澤部:たしか小3くらいの時に、CMでスティーヴィー・ワンダーの「心の愛」(I Just Called to Say I Love You)が流れてきて、「なんて良い曲なんだ!」って思った。その後に決定的な出会いだったのは、5年生か6年生の時に聴いたY.M.O.。それからナンバーガールとかはリアルタイムで聴き始めて、どんどんさかのぼって古いものしか聴かなくなっていきましたね。
吉田:俺は姉が10歳くらい上なので、姉が車のラジカセから流していたジッタリンジンの「夏祭り」とか聴いたりしていた。あとはスピッツを聴いて「凄いな」って思ったり。小5の時に、初めて自分で買ったCDはゆずの「夏色」。それからTHEE MICHELLE GUN ELEPHANTを聴いていました。
──吉田さんは、大学に入られてからバンドを始めたのですか。
吉田:高校の時もバンドをやっていたんですけれど、大学ではもうちょっとしっかり活動をやりたいなって思って。早稲田大学出身のミュージシャンに好きな人がたくさんいたのと、音楽サークルが活発だったので、早稲田を目指したのはありますね。
──最初からボーカルだったのですか。
吉田:最初はギターだった。ギタリストとしてやっていこうかなって思っていたんですけれど、プレイヤーとして突出するものが自分にはないなって気づいて(笑)。でもボーカルだったら、よく周りから「変な人だ」と言われることが多かったので、個性を活かせるんじゃないかなって思ってそのままボーカルになっています。

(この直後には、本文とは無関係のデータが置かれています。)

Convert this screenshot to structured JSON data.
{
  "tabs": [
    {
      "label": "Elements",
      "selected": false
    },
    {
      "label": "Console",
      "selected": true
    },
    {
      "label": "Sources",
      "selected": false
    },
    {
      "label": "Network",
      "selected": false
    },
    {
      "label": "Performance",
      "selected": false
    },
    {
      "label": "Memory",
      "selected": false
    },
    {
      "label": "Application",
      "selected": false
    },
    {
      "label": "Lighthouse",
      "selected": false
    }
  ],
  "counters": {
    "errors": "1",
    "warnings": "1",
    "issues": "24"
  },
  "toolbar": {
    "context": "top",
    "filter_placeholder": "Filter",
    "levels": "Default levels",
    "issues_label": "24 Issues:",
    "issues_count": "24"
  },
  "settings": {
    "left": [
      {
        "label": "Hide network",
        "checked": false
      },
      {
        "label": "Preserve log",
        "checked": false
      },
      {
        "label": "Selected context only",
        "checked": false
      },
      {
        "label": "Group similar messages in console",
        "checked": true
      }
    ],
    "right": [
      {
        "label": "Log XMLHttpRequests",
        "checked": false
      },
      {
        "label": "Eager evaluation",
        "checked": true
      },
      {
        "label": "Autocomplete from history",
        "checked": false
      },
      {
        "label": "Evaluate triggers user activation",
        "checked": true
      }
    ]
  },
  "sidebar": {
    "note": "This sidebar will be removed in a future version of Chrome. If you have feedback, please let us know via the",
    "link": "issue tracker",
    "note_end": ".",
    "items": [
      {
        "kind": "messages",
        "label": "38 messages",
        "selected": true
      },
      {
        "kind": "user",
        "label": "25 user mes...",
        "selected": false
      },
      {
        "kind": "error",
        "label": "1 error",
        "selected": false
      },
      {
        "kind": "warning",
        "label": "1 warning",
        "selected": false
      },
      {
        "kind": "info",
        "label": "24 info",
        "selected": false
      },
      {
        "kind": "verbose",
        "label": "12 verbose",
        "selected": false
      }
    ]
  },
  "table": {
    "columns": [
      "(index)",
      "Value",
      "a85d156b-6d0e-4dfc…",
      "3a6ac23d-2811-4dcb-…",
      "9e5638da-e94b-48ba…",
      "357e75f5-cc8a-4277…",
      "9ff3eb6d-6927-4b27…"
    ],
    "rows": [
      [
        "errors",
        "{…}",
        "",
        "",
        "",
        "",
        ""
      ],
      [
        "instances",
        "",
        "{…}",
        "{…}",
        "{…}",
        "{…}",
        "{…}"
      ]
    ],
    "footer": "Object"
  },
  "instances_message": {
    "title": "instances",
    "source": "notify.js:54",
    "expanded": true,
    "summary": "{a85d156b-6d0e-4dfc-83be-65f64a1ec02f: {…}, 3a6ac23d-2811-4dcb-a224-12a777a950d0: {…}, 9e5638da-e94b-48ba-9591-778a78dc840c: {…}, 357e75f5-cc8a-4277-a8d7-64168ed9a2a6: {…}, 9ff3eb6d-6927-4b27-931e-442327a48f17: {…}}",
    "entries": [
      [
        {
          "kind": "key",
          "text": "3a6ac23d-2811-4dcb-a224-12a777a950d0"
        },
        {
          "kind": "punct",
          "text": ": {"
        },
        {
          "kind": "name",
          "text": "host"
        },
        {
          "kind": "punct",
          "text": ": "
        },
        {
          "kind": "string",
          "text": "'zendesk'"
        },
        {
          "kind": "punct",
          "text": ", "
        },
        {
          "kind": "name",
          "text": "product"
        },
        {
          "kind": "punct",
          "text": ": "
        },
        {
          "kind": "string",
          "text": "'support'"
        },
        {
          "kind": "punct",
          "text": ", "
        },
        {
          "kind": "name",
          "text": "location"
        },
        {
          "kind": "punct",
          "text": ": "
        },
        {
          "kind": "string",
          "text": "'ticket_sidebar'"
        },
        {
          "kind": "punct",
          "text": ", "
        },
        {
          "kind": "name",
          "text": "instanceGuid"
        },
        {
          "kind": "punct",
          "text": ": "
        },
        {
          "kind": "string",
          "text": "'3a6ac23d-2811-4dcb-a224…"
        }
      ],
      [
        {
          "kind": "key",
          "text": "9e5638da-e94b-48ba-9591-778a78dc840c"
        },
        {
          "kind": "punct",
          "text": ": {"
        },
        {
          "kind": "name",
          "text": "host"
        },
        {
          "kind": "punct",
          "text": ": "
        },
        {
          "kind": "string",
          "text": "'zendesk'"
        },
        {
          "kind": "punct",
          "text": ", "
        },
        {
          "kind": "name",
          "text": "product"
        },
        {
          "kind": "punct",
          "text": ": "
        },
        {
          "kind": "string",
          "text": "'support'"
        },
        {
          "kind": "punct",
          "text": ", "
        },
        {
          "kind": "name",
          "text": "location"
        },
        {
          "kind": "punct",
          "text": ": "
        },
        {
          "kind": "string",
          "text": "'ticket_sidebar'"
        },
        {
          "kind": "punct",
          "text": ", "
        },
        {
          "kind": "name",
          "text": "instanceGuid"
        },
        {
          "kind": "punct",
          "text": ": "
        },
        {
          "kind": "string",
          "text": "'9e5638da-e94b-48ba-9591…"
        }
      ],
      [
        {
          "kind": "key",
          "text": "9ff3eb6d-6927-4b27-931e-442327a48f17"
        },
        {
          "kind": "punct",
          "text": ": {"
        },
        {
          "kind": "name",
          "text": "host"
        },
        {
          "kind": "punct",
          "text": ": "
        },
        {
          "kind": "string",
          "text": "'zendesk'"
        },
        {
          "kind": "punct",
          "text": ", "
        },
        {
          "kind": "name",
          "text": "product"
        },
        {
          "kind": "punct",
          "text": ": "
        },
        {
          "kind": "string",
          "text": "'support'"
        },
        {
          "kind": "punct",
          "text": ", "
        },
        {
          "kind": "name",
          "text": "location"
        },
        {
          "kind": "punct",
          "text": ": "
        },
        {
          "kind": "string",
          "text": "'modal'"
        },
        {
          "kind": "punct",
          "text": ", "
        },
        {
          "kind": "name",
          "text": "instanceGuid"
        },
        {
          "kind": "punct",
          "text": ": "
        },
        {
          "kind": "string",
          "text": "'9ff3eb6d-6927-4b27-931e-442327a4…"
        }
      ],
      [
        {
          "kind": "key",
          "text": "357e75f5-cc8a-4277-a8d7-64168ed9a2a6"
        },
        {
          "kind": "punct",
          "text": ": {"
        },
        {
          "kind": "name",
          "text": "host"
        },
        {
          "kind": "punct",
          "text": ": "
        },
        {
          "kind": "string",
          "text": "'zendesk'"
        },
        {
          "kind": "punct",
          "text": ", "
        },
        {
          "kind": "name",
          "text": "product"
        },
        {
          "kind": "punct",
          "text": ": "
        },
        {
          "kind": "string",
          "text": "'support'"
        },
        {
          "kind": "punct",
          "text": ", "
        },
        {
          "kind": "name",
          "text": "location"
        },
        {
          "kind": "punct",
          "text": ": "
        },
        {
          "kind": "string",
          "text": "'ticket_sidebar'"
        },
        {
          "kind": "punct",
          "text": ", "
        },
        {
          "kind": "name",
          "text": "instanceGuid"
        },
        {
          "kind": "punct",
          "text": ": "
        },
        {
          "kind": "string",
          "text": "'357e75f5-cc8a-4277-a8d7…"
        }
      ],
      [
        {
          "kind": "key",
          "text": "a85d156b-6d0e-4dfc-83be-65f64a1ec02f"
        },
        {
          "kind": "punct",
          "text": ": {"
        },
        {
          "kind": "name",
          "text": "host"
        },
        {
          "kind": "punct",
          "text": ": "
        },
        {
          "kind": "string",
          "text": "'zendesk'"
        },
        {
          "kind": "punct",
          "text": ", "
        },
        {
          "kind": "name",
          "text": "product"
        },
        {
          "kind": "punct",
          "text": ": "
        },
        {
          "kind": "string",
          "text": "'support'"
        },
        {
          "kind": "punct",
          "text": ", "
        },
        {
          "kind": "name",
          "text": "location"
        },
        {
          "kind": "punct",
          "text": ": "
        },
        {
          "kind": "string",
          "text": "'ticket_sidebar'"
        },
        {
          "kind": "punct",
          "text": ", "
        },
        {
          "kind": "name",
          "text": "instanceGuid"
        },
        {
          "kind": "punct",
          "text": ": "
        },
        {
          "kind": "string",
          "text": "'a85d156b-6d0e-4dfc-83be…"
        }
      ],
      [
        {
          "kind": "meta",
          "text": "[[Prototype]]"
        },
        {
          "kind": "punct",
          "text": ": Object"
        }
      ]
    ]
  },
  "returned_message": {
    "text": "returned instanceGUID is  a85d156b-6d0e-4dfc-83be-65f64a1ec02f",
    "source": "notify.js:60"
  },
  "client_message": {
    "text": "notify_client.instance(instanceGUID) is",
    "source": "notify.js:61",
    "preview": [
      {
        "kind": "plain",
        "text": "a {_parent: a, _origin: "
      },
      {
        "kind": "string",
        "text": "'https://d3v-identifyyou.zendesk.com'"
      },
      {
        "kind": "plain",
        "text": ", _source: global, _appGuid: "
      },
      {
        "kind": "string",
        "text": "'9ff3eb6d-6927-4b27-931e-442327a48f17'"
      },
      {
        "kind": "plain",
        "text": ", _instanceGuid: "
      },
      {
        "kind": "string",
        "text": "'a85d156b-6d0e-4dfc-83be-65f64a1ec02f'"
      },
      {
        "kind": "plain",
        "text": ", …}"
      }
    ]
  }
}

澤部:僕は友達同士でバンドを組もうみたいな、正規の手順を踏んで結成したことがない。だからバンドってどうやって成り立つのだろうって疑問があるんですよ。吉田の自伝(『持ってこなかった男』2021年、双葉社)を読むと、バンドってこうやってできていくんだっていう追体験ができて凄く良かった。たしか『エキサイティングフラッシュ』にも初期の曲が入っているんでしょ?
吉田:そう。昔作った曲だったけれど、バンドでも使えそうかなって。やっぱり意識的に、なんとなく曲を作ったらダメだって思って歌詞を書いています。ちゃんとこういう内容だって定めて、こういう感じでいこうって。